A legal corporation is basically a legal construct created to protect individual business people from liability if their business fails. The business is granted the same rights and responsibilities as an individual. A board of directors acts as a representative for the legal corporation. The board and the corporation must follow the national corporate law of the nation in which the company is incorporated.
When a person starts a business, for example a florist shop, that person is responsible for all debts incurred by his or her business. The owner must pay taxes. If a loan is taken out to pay for a new refrigerator to keep the flowers fresh, the owner is responsible for paying back that loan. If the owner cannot pay the debts, his or her personal money, home, and assets can be seized as payment.

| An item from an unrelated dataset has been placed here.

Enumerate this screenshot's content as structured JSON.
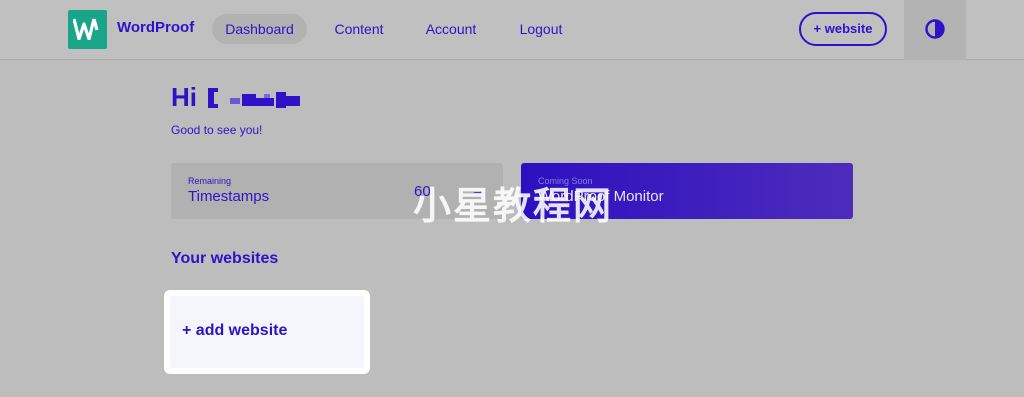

After a company becomes a legal corporation, the company is held liable, not any individual person. Owners of the company will still lose money if the company fails or defaults on its loans, but they can only lose the amount of money they have invested. The personal assets of the owners do not belong to the company and so cannot be seized as payment for its debts.
A company becomes a legal corporation by paying a fee and filing articles of incorporation with the government. This document outlines basic facts about the company such as its name, purpose, and the number of shares it can distribute. Shares are units of ownership in the company. If for instance the original owner of the florist shop is the only shareholder, he or she has 100 percent ownership of the company. If, however, he or she gives shares to employees as part of their yearly bonus, the employees then own a percentage of the company.

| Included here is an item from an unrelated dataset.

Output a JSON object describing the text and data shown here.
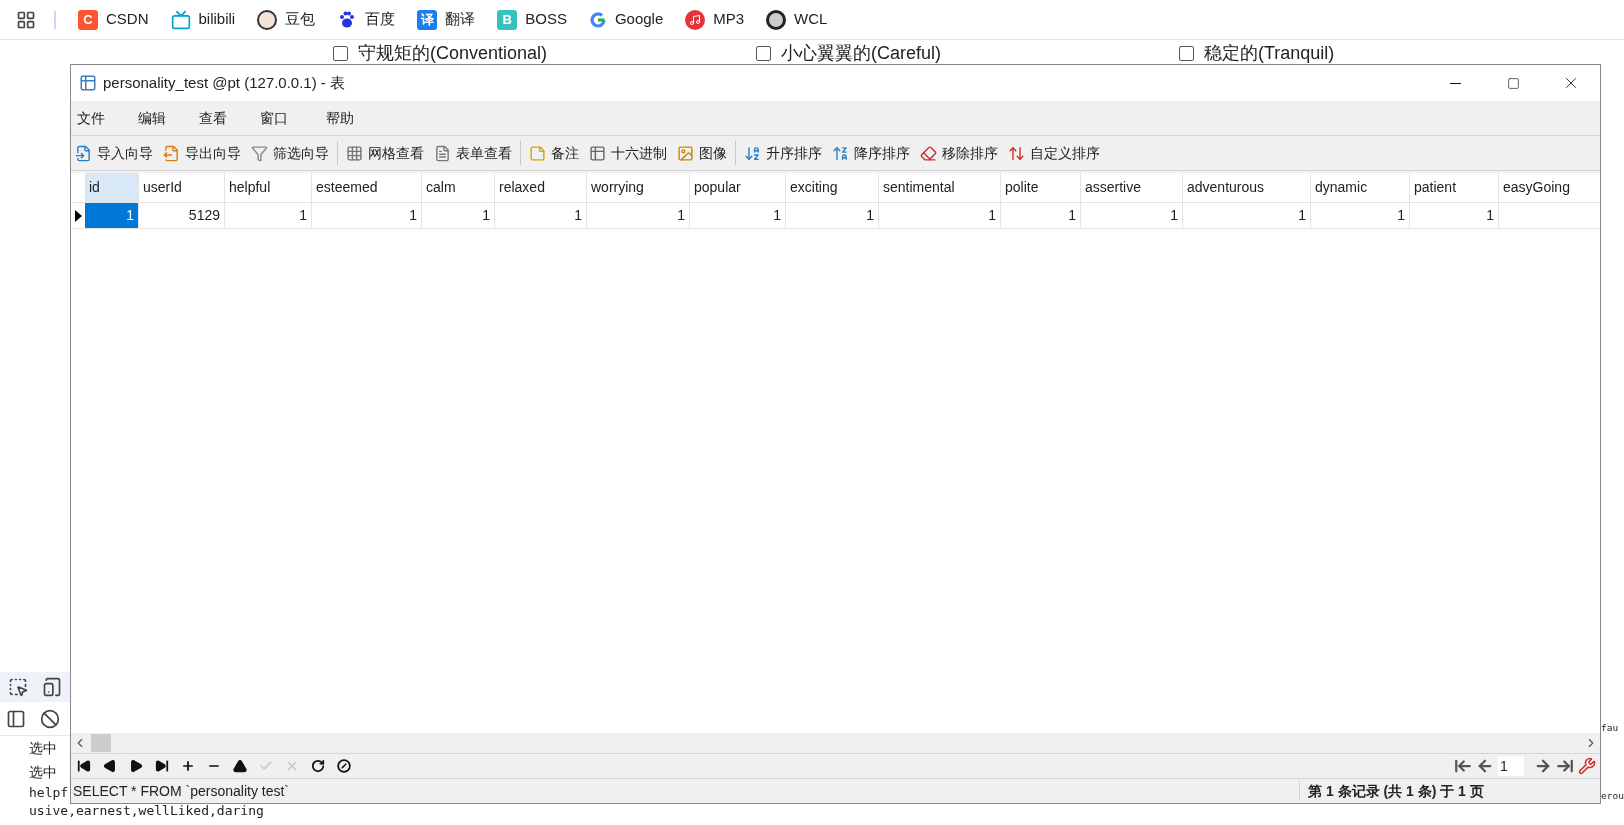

Shareholders do not just receive some of the profits from the legal corporation; they also have a say in how it is run. In many countries, corporate law grants shareholders the right to vote on changing corporation bylaws, approving or rejecting the sale of assets, and even dissolving the company. Shareholders also select and remove directors on the board of directors.
The board of directors acts as a representative of the corporation. The corporation is held liable for the actions of its directors, meaning that the legal corporation must adhere to any contract made by its board of directors and pay any debts incurred by the board on its behalf. The directors generally also have the power to elect officers, such as a president, treasurer, and secretary.